My last idea is a bit more complicated and ties into making the factory other than a linear cash-printing machine. Factories should need resources, and their revenue should be tied to the availability of those resources. Where do we get them from? Colonies. While high-tech colonies obviously have their own factories and generate more wealth straight to you, low-tech colonies could now be made economically rewarding because they have more raw resources that can be feed into your station's factories - lumber, minerals, food, water, etc. The locals aren't using it but maybe you can?
Again, using the whole "Build Points" idea from before, there is
so much that can be done via factories if you decide to go with this. So instead of raw credits have factories produce "build points" that can be used to purchase station upgrades, rooms and furniture. You could also use it to build and repair your fleet, rather than just throwing cash at everything. Later on, once that foundation is in place, you can expand the build points and factories into specific goods and link those to specific items. Naturally this plays into the laboratory & research tree idea.

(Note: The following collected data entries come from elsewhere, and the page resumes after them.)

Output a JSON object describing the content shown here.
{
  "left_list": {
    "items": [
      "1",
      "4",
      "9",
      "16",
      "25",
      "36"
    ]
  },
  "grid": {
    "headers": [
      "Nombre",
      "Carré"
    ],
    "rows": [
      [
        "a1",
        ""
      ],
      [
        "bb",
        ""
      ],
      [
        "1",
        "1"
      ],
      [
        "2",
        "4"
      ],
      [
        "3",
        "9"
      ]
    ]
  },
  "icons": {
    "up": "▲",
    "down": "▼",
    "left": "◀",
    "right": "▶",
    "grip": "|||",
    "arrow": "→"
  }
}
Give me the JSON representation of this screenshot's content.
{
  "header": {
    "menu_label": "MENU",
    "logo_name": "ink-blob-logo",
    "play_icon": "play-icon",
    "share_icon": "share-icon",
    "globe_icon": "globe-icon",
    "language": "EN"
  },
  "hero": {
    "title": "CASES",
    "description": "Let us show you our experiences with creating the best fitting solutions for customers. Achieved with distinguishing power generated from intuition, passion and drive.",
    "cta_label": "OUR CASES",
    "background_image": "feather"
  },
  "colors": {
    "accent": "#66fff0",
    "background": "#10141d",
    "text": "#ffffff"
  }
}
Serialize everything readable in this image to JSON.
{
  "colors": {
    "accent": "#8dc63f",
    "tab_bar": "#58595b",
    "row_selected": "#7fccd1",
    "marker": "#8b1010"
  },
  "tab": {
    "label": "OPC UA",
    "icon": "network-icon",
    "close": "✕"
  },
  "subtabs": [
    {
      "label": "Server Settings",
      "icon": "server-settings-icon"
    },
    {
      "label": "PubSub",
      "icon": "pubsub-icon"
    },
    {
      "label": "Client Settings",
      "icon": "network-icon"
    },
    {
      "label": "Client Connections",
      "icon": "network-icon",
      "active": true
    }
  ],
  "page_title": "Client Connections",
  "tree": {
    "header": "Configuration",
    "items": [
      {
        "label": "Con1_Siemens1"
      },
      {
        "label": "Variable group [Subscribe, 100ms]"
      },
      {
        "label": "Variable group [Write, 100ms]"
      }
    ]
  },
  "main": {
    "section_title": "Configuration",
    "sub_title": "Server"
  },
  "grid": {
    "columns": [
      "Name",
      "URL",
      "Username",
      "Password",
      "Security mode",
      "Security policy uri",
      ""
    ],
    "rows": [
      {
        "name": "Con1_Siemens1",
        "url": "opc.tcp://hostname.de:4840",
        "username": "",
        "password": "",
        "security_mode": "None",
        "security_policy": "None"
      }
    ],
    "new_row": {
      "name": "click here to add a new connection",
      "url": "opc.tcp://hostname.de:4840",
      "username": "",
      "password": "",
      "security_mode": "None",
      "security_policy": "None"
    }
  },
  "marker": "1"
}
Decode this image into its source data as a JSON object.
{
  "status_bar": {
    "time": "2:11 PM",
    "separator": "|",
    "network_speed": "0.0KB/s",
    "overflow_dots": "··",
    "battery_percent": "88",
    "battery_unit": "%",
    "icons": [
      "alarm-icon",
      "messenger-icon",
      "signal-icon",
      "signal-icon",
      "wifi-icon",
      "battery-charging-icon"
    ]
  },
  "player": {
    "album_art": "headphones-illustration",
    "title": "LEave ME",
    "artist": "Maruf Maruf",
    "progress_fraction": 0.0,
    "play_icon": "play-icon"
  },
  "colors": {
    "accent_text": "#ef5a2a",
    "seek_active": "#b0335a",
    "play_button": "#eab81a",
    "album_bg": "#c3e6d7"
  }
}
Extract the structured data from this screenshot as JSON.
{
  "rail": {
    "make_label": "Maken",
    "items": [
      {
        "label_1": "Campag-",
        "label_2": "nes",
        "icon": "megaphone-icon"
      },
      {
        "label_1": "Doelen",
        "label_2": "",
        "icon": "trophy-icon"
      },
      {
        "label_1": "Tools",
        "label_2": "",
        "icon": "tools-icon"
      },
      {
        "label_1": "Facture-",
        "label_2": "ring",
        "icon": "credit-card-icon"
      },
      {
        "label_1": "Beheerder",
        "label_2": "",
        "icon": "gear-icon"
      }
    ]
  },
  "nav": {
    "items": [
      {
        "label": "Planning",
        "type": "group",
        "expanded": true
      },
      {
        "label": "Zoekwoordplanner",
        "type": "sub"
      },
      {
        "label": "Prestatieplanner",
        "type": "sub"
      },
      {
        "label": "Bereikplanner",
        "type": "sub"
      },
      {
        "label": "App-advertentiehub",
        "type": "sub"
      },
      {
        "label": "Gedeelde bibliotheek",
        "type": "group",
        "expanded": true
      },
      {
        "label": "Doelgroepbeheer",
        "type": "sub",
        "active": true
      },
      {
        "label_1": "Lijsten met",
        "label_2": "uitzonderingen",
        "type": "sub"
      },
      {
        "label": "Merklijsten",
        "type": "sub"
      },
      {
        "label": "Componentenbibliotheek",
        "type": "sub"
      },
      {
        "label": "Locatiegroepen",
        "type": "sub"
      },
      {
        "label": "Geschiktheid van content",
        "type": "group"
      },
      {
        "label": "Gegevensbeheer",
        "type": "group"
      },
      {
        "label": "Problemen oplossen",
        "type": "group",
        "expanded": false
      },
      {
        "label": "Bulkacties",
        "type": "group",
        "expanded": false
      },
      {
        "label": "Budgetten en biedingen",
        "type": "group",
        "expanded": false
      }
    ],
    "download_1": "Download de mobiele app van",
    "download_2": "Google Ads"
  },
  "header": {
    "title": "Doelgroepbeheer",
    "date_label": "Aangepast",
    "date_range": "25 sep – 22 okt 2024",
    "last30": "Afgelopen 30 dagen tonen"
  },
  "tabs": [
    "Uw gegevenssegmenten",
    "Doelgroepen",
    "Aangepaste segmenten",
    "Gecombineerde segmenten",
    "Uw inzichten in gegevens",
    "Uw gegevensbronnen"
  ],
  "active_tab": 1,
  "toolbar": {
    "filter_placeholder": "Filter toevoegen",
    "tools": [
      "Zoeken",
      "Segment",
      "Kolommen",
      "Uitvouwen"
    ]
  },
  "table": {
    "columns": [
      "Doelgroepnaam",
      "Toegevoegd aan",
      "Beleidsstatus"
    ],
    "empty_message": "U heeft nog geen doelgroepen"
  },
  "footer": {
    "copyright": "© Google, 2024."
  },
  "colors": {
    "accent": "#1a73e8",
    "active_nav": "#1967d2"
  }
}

So now you've got low-grade metals, high-grade metals, crystals, plastics, food, pure water, hydrogen, inert gases, etc. Different items will require different amounts of each, and different rooms might consume them as well (like an eatery consuming food & water, or your fleet needing hydrogen as fuel to move around the map).
Why go through all this effort? Because once you add a research tree you can
strip away a lot of existing items and move them into the research tree instead. In other words, players would no longer be able to just go out and write a check for a battleship or a time machine - they'd have to actually built it themselves, because shit like that should
not be for sale no matter how libertarian society has become. Super high end stuff of all kinds should only become unlocks of technological advancement, and require more exotic materials to build. And this is where, at this next step of development, high-tech worlds aren't just cash machines but rather the places that give you the more exotic materials to work with. Example: Tech 8 = low-grade metals, water, food. Tech 30 = plastics, hydrogen, medicines. Tech 70 = exotic crystals, computer parts, cybernetics.
Of course you could always sell your surplus for cash, and probably should lest it just pile up forever. (For more on resources and production I suggest playing "Distant Worlds Universe," which does it this excellently).
But let's face it, if all you needed was lots of cash to conquer the galaxy then your rivals would have already done it by now. You, the player, should only be able to succeed where they didn't because you're thinking outside the box - your using your 100 Smarts slaves as researchers for stuff that they haven't thought of, yet. Your 100 Agility slaves are flying starfighters and racking up kills with ease. You're using your factories to make new kinds of weapons that your rivals just don't have because all they've been doing is piling up credits all their lives. Your station is the best because it's more than just a glorified brothel - it's a small city, with residents, goods & services, and a thriving internal marketplace of it's own. And to borrow a phrase from Stellaris: You're not just building out, you're building tall. You're developing your colonies, improving them, and by doing so giving your little empire more power projection than it's size alone would suggest.